Having attended Westminster for eight decades, Love sees dachshunds differently than the rest of us. We may look at a young male and see a poorly designed suspension bridge. “I look for tone and balance,” Love says. “Psyche is practically a poster child for correct dachshund type—the one etched in the walls of the pyramids in Egypt’s 12th dynasty.”
    
Love’s own pedigree is impeccable. Her socialite mother was a Guggenheim; her stockbroker father claimed descent from Alexander Hamilton and King George IV. Young Iris was brought up in a Manhattan whitestone with a boxer, a Scottie, a French poodle, a Great Dane, a miniature pinscher, and 12 Skye terriers, the oldest of which was a bitch named Fingal. “One of Fingal’s sons married her,” Love says. “I wanted to call him Oedipus Rex.”

Love adopted her first dachshund from the A.S.P.C.A. and named him Baron Heinrich Schulz von Kraus. “Many Europeans of doubtful descent add a title to their names,” she explains. “I thought, Why not a dachshund?”
    
A lover of doggerel who laps up high-toned dog-show chitchat, Love speaks six languages—seven, if you include dachshund. “I’m a Trekkie,” she says. “I’m always trying to mind-meld with my dachshunds.” She almost always wears blue—the color the ancients wore to ward off evil spirits—and an air of perpetual wonder.
    
Her archaeological accomplishments range from the discovery of the base of the Winged Victory of Samothrace to the unearthing of the lost temple of Aphrodite Euploia, at Knidos, Turkey. When Love was excavating the Knidos ruins in the 1970s, her dachshies Carlino and Phyrne served as assistants, burrowing down holes with tape measures fastened to their collars. “Carlino was Phryne’s half brother,” she reports. “They bred in a Ptolemaic fashion.”
    
Carlino and Phryne were descendants of Cracker Jack, the only dachshund ever to win the hound group at Westminster two years in a row. Though Phryne never showed, her daughter, Liz the Lion-Hearted, turned pro in 1987 and won the puppy division of her very first event, the prestigious Knickerbocker Dachsund Specialty Show.
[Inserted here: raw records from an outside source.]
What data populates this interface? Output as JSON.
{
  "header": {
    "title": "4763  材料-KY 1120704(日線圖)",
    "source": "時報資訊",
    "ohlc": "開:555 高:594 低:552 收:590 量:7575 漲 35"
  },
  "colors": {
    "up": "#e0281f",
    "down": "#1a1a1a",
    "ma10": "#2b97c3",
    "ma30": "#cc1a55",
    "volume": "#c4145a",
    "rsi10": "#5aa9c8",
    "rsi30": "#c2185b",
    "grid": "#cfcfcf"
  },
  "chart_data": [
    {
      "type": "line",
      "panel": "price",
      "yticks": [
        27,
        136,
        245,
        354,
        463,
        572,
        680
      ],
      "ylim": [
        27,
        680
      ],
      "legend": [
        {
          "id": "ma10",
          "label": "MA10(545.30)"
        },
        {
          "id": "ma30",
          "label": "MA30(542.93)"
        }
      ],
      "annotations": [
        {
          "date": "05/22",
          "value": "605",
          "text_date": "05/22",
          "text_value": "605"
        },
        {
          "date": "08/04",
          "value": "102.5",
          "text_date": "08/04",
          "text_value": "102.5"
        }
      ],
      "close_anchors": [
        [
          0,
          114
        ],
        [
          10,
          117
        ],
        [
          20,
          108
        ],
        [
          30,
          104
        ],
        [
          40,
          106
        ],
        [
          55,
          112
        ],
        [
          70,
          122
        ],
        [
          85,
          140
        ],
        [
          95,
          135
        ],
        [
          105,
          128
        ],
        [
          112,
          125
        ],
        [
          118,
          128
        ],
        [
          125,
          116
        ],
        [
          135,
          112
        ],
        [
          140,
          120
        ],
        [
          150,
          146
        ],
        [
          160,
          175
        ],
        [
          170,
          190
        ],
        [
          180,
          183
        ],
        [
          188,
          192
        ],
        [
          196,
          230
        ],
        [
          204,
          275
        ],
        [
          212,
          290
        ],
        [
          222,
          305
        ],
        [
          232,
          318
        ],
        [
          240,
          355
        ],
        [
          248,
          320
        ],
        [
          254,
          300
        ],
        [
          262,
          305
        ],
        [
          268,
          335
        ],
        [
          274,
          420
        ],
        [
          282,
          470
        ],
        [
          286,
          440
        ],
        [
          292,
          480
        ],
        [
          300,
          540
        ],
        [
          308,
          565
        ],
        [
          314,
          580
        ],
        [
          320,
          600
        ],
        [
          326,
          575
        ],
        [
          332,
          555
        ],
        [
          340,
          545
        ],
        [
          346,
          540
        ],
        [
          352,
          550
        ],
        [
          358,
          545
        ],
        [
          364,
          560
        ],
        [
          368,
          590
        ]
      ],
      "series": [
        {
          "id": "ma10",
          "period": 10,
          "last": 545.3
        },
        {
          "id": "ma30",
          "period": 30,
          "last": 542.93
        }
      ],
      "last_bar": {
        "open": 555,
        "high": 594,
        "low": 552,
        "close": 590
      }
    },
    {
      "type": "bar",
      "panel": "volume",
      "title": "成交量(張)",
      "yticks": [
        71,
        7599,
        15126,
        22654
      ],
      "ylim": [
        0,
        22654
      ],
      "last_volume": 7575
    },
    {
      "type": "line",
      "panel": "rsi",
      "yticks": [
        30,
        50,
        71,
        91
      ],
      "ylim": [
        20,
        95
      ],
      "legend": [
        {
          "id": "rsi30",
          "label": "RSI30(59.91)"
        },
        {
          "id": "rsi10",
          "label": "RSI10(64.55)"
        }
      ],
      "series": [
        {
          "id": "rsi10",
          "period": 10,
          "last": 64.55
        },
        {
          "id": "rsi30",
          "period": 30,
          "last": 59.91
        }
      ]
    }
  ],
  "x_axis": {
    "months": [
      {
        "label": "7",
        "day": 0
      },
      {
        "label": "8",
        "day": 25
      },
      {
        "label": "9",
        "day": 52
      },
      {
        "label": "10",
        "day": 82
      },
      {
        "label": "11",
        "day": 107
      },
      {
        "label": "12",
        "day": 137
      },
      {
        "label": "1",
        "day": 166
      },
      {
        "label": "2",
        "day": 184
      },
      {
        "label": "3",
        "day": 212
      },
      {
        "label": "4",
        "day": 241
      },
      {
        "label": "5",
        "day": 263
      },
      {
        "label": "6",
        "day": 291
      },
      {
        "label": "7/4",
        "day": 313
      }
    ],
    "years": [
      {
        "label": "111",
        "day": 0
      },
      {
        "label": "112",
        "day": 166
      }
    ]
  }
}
Named for her co-owner, gossip columnist Liz Smith, the dog wowed Westminster in 1988, winning best of opposite in her breed.
    
Ever since, Love has taken over Tavern on the Green before the big show for a bash in honor of her breed. With its ice carvings of fire hydrants, dachshunds molded from chopped liver, and sparkling-water pooch bar, the Central Park soiree is the biggest doggie do in Manhattan. Love and her champs have shown up costumed as Egyptian deities, Roman emperors, and Indian chiefs (the dachshies came decked out in feathers and war paint, with bows and arrows strapped to their backs).

Love feeds them hors d’oeuvres on dachshund-shaped crackers and lets them sip from her vodka cocktail. “Dachshies are bons vivants who know how to hold their liquor,” she says. “It probably helps that they’re built so low to the ground.”